Northwest Environmental Defense Center’s ("NEDC") policy argument is predicated on the fact that clean, drinkable water is a finite resource that is increasingly important to preserve and protect.
It is necessary for agricultural, industrial, ecological, and recreational uses, and for safe and healthy human consumption. It argues that the Clean Water Act’s ("CWA") NPDES permit program provides the right tool to address the ongoing pollution to the nation’s river systems.

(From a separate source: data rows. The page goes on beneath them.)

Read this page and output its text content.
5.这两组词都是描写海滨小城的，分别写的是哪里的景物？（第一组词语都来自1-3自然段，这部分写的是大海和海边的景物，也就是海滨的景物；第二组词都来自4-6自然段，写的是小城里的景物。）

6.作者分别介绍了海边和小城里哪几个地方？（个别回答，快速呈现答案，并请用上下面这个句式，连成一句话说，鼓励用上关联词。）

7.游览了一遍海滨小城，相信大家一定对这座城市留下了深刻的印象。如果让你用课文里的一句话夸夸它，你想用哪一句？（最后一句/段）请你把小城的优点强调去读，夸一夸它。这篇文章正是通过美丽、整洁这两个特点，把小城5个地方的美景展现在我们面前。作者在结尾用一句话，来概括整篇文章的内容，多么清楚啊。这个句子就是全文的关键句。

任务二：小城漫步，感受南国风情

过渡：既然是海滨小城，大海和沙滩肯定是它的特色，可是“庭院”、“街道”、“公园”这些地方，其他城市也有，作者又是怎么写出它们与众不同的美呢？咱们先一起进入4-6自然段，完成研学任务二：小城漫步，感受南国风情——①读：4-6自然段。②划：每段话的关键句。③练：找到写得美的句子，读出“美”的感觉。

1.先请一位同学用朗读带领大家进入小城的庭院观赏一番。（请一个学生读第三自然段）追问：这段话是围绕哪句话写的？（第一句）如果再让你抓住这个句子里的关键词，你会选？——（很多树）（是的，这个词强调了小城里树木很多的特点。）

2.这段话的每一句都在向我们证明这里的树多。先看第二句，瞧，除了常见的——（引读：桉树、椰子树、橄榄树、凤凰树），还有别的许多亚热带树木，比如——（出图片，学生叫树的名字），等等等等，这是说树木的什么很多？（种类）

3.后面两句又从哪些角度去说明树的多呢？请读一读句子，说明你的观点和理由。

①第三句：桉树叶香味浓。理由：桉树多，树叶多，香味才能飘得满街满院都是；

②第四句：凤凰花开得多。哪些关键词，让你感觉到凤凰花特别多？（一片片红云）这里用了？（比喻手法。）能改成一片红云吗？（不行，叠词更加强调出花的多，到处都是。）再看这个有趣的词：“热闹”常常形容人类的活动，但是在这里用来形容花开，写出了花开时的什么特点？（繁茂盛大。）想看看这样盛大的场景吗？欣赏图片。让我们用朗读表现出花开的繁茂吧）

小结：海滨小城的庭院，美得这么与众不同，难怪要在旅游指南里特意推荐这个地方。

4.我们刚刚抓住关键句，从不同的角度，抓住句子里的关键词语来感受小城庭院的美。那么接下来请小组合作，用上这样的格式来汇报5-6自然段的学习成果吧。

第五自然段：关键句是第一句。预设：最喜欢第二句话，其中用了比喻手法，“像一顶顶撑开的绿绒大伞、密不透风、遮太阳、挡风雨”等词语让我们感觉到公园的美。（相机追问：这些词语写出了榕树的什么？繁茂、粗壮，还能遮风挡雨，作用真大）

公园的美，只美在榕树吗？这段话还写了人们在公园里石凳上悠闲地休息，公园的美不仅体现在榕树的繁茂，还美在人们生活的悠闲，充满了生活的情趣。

NEDC argues that Congress intended the CWA to be an effective mechanism for reducing pollution and protecting clean water. NPDES permits are proven, effective, and manageable by state and federal agencies. The EPA and the states have crafted workable permit solutions to handle many different types of pollutant discharge issues in the past, including dealing with complex municipal stormwater issues, runoff from industrial facilities, and runoff from construction sites larger than one acre. NEDC believes that creating a specific permit to deal with logging roads should be no different.
NEDC admits that the implementation of these measures will include costs for the regulated silviculture industry, but argues that the process of regulating and monitoring pollution under a NPDES permit will be an effective means to protect the public’s water supply and fisheries. A special exemption from the CWA for this industry would allow polluters to continue damaging our nation’s waters with little control or oversight.
This case involves a challenge to a Ninth Circuit ruling that runoff from logging roads conveyed in ditches requires a stormwater permit. Petitioners argue that the Ninth Circuit should not have held that channeled forest road runoff is subject to NPDES permitting. Because the EPA interpreted the definition of point source, petitioners argue that the courts should give deference to that interpretation under Chevron deference. According the NEDC, the EPA’s interpretation of its regulations is either inconsistent with the text of the regulation, or the regulation would be better read to require permits. If upheld, the decision would require landowners, logging companies, and state and federal agencies to develop and obtain stormwater permits to manage stormwater discharges from public and private lands. The Court has afforded itself an opportunity to clarify an area of law that will have immediate and profound consequences for thousands of landowners and millions of acres of forest lands.